Equality test of K unknown component distributions
Source:R/IBM_k_samples_test.R
IBM_k_samples_test.RdEquality test of the unknown component distributions coming from K (K > 1) admixture models, based on the Inversion - Best Matching (IBM) approach. Recall that we have K populations following admixture models, each one with probability density functions (pdf) $$ \ell_k = p_k f_k + (1 - p_k) g_k, \quad k=1,...,K, $$ where \(g_k\) is the known pdf and \(l_k\) corresponds to the observed sample. In such a context, perform the following hypothesis test: $$ H_0: \, f_1 = f_K \quad \mbox{against} \quad H_1: \, \exists \mbox{ at least } i \neq j \mbox{ such that } f_i \neq f_j, \; i \neq j, \, i,j \in \{1,...,K\}. $$
Usage
IBM_k_samples_test(
samples,
admixMod,
conf_level = 0.95,
sim_U = NULL,
tune_penalty = TRUE,
n_sim_tab = 100,
parallel = FALSE,
n_cpu = 2
)Arguments
- samples
A list of the K samples to be studied, all following admixture distributions.
- admixMod
A list of objects of class admix_model, containing information about known distributions and known associated parameters.
- conf_level
The confidence level of the K-sample test.
- sim_U
(default to NULL) Random draws of the inner convergence part of the contrast as defined in the IBM approach (see references below).
- tune_penalty
(default to TRUE) A boolean that allows to choose between a classical penalty term or an optimized penalty (embedding some tuning parameters, automatically optimized). Optimized penalty is particularly useful for low or unbalanced sample sizes to detect alternatives to the null hypothesis (H0).
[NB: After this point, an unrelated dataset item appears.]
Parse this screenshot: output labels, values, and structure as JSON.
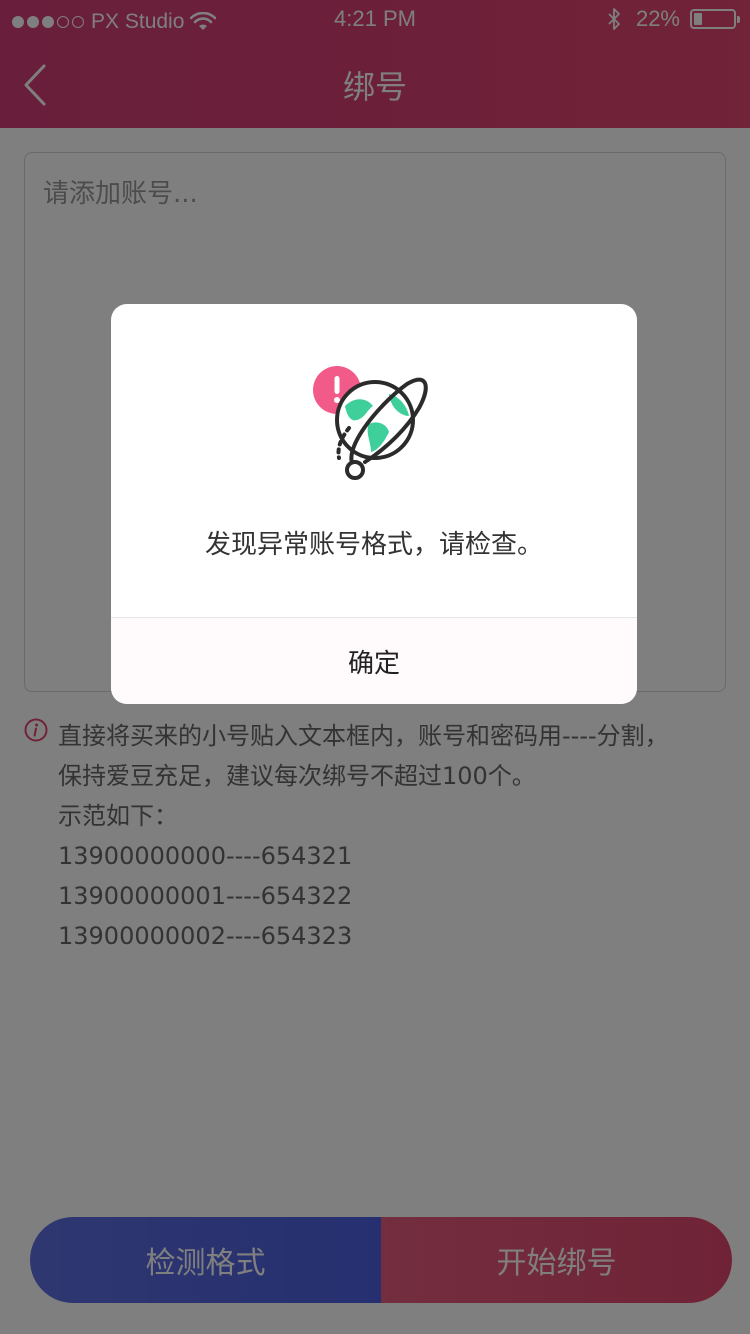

It is recommended to set it to TRUE.
- n_sim_tab
(default to 100) Number of simulated Gaussian processes when tabulating the inner convergence distribution in the 'icv' testing method using the IBM estimation approach.
- parallel
(default to FALSE) Boolean to indicate whether parallel computations are performed (speed-up the tabulation).
- n_cpu
(default to 2) Number of cores used when paralleling computations.
Value
An object of class 'IBM_test', containing 17 attributes: 1) the number of samples for the test; 2) the sizes of each sample; 3) the information about component distributions for each sample; 4) the reject decision of the test; 5) the confidence level of the test (1-alpha, where alpha refers to the first-type error); 6) the test p-value; 7) the 95th-percentile of the contrast tabulated distribution; 8) the test statistic value; 9) the selected rank (number of terms involved in the test statistic); 10) the terms (pairwise contrasts) involved in the test statistic; 11) A boolean indicating whether the penalization corresponds to the null hypothesis has been considered; 12) the value of penalized test statistics; 13) the selected optimal 'gamma' parameter (see reference below); 14) the selected optimal constant involved in the penalization process (see also the reference); 15) the tabulated distribution of the contrast; 16) the estimated mixing proportions (not implemented yet, since that makes sense only in case of equal unknown component distributions); 17) the matrix of pairwise contrasts (distance between two samples); 18) the matrix of the ranks of pairwise contrasts; and 19) the matrix of identifiers of pairwise contrasts.
References
Milhaud X, Pommeret D, Salhi Y, Vandekerkhove P (2024). “Contamination-source based K-sample clustering.” Journal of Machine Learning Research, 25(287), 1–32. https://jmlr.org/papers/v25/23-0914.html.
See also
get_tabulated_dist() to access the tabulated distribution under the null hypothesis, which defines the
quantile against which the test statistics is tested; get_discrepancy_rank(), get_discrepancy_matrix() to access the measure of
discrepancy between pairs of samples; get_statistic_components() in k-sample test;
Author
Xavier Milhaud xavier.milhaud.research@gmail.com
Examples
if (FALSE) { # \dontrun{
####### Under the null hypothesis H0 (with K=3 populations):
## Simulate mixture data:
mixt1 <- twoComp_mixt(n = 450, weight = 0.4,
comp.dist = list("norm", "norm"),
comp.param = list(list("mean" = -2, "sd" = 0.5),
list("mean" = 0, "sd" = 1)))
mixt2 <- twoComp_mixt(n = 380, weight = 0.7,
comp.dist = list("norm", "norm"),
comp.param = list(list("mean" = -2, "sd" = 0.5),
list("mean" = 1, "sd" = 1)))
mixt3 <- twoComp_mixt(n = 400, weight = 0.8,
comp.dist = list("norm", "exp"),
comp.param = list(list("mean" = -2, "sd" = 0.5),
list("rate" = 1)))
data1 <- get_mixture_data(mixt1)
data2 <- get_mixture_data(mixt2)
data3 <- get_mixture_data(mixt3)
## Define the admixture models:
admixMod1 <- admix_model(knownComp_dist = mixt1$comp.dist[[2]],
knownComp_param = mixt1$comp.param[[2]])
admixMod2 <- admix_model(knownComp_dist = mixt2$comp.dist[[2]],
knownComp_param = mixt2$comp.param[[2]])
admixMod3 <- admix_model(knownComp_dist = mixt3$comp.dist[[2]],
knownComp_param = mixt3$comp.param[[2]])
## Perform the 3-samples test:
IBM_k_samples_test(samples = list(data1, data2, data3),
admixMod = list(admixMod1, admixMod2, admixMod3),
conf_level = 0.95, sim_U = NULL, n_sim_tab = 5,
tune_penalty = FALSE, parallel = FALSE)
} # }